Cronaca

Privò la figlia della sua eredità:
spariti 150.000 euro, condannata

Aveva privato la figlia della sua parte di legittima come erede, traendo in inganno la funzionaria della banca e inducendola a compiere un bonifico sul suo conto corrente di 150.000 euro provenienti dal conto corrente del marito, notissimo caldarrostaio cremonese, Ermenegildo Fantoni, scomparso il 4 dicembre del 2016 a 69 anni. Con l’accusa di truffa, oggi il giudice ha condannato l’imputata, moglie del defunto, ad una pena di otto mesi e 100 euro di multa, e al risarcimento di una provvisionale di 15.000 euro in favore della figlia.

L’avvocato Bencivenga

Oltre alla madre, la figlia aveva denunciato anche il fratello, finito anch’egli a processo, ma nei suoi confronti è stata emessa sentenza di assoluzione “per non aver commesso il fatto”. Per il figlio, anche il pm aveva chiesto l’assoluzione, mentre per la madre la condanna a un anno di reclusione e 100 euro di multa.

Il primo dicembre del 2016, un giovedì, l’imputata, oggi 76 anni, si era recata in banca chiedendo il trasferimento dal conto del marito al suo di 150.000 euro. La donna non era cointestataria, ma aveva la firma. Poteva quindi trasferire denaro a terzi, ma non a se stessa. Per farlo, c’era bisogno della firma del marito. La funzionaria dell’istituto di credito le aveva quindi consegnato il modulo per il trasferimento da far firmare al marito. L’imputata era tornata in banca il giorno successivo con il modulo firmato. Era venerdì, ma l’ordine del bonifico era partito lunedì 5 dicembre. Il giorno prima il marito era morto in ospedale in seguito a problemi respiratori.

L’avvocato Vezzoni

“Il trasferimento del denaro” ha detto il pm nella sua requisitoria, “è avvenuto in data successiva alla morte del marito, e solo nel 2019 la figlia ha scoperto che quei 150.000 euro, che come erede considerava la sua parte di legittima, erano spariti“. Per l’accusa, “madre e figlio avevano tergiversato e preso tempo, promettendole che avrebbero pensato loro a sistemare la questione dell’eredità, in realtà tenendola all’oscuro delle loro intenzioni, essendo lei già intestataria di alcuni immobili all’estero”. “Se non è provato il coinvolgimento nella vicenda del figlio”, ha aggiunto il pm, “che dalla funzionaria della banca era stato visto solo un paio di volte, lo è invece per la madre, che era in malafede”. Nel 2019, quando la figlia si era presentata in banca scoprendo cosa era successo, la funzionaria aveva contattato la madre chiedendole la restituire quei soldi, ma la donna si era rifiutata, dicendo che quel denaro le serviva. Per il legale della difesa, l’avvocato Alessandro Vezzoni, invece, l’imputata non avrebbe avuto alcun bisogno di architettare una truffa: “Avrebbe potuto girare i soldi a terzi, anche al figlio”.

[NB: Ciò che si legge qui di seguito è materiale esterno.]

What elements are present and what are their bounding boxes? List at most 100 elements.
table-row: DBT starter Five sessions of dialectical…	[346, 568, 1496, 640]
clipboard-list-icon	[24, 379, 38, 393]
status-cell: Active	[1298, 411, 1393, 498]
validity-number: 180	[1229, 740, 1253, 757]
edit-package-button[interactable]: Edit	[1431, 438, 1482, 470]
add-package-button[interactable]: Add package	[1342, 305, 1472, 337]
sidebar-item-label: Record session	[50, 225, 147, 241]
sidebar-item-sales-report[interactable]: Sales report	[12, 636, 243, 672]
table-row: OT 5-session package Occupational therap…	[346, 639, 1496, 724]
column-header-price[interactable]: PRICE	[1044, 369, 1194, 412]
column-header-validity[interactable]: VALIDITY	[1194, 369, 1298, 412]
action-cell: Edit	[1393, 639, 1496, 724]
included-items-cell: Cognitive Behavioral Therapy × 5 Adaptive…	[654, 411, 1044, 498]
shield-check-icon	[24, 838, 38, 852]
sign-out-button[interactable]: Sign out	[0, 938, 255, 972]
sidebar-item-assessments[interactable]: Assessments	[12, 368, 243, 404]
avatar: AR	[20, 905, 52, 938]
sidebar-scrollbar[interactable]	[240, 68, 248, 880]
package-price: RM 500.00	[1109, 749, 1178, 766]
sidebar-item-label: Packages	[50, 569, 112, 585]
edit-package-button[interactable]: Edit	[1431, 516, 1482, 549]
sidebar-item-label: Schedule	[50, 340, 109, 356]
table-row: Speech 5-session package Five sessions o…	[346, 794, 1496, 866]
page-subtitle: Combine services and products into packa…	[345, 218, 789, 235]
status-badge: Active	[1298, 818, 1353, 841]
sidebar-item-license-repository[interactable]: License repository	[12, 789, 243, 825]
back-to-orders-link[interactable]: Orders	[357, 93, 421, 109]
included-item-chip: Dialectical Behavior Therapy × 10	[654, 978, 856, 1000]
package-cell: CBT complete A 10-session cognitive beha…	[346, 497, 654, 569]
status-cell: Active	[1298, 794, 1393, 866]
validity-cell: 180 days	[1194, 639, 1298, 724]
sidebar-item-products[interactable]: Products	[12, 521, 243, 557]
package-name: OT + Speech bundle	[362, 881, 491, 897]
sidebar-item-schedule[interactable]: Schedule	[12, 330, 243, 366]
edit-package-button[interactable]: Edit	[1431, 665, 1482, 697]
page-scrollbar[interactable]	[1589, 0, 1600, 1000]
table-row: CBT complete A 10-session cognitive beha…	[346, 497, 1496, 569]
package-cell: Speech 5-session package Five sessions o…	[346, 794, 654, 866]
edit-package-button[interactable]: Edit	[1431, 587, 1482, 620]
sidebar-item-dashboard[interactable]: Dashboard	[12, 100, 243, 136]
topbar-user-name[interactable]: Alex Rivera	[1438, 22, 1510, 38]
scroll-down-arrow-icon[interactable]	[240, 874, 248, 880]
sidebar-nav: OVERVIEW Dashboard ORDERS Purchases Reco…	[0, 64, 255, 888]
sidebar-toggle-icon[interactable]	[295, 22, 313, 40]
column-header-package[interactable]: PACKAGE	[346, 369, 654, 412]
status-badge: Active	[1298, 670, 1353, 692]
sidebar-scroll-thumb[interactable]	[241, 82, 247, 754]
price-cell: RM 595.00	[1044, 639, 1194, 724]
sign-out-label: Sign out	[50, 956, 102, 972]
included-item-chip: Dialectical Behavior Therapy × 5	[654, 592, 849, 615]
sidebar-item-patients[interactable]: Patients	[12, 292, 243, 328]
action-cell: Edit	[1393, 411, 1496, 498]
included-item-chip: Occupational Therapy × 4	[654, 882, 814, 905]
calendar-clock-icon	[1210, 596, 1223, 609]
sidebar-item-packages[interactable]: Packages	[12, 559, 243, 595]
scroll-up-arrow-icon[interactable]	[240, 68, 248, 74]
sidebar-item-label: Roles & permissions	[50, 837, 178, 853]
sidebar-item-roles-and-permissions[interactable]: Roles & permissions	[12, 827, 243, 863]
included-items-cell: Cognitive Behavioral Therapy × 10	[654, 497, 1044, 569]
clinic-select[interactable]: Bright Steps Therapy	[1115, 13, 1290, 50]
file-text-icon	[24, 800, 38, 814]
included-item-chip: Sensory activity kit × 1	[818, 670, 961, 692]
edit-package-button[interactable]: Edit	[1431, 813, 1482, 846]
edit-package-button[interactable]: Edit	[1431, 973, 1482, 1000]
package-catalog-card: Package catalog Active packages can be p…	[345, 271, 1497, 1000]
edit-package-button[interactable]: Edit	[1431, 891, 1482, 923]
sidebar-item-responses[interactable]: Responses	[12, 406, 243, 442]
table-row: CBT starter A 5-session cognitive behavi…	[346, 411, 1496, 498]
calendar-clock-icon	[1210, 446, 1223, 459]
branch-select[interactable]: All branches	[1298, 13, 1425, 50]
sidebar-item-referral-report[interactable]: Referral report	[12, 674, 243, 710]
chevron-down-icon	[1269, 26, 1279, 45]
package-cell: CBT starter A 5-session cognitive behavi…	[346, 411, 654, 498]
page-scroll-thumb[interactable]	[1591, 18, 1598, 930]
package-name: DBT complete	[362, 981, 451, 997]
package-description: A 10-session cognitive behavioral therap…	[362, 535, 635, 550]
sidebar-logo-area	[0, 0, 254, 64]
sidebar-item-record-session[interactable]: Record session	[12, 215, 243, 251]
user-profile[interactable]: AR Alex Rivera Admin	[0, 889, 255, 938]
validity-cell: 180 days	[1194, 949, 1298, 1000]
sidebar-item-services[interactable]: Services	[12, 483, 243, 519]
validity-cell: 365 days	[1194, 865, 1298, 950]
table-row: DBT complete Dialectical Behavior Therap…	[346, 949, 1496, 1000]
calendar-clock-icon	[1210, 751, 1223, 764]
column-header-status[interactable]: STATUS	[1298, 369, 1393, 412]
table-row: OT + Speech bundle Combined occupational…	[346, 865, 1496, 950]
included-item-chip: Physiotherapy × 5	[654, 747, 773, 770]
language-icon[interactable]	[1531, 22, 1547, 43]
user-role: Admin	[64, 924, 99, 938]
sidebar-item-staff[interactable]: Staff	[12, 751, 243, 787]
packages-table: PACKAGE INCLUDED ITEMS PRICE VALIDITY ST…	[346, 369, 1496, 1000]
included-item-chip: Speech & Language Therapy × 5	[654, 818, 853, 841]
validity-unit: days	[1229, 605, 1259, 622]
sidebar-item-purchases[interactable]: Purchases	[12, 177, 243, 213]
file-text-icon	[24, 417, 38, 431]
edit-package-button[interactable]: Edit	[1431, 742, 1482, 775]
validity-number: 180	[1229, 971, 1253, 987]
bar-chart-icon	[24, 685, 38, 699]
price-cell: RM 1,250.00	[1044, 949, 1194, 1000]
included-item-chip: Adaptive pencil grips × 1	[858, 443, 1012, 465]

E poi c’era il “nodo” della firma: per la procura, la firma del marito non era autentica. Lo ha confermato oggi il perito grafologo di Brescia Paola Sangiorgi, che ha esaminato la firma del defunto sul modulo della banca, confrontandola con quella su altri documenti originali. Una conclusione, la sua, contrastata dall’esperta della difesa, la cremonese Mariagrazia Lombardi, che ha esaminato la firma su una copia della cartella clinica, ritenendola invece autentica. Fondamentale, per la Lombardi, l’esame della firma sulla cartella clinica e il fatto di tenere conto delle condizioni del paziente, mentre la collega l’ha attaccata, sostenendo l’importanza di basarsi su documenti originali. Alla fine il giudice ha accolto la tesi dell’accusa.

A processo la figlia era parte civile con il legale Paolo Soldi, oggi sostituito dal collega Marco Bencivenga. La motivazione della sentenza sarà depositata entro 90 giorni.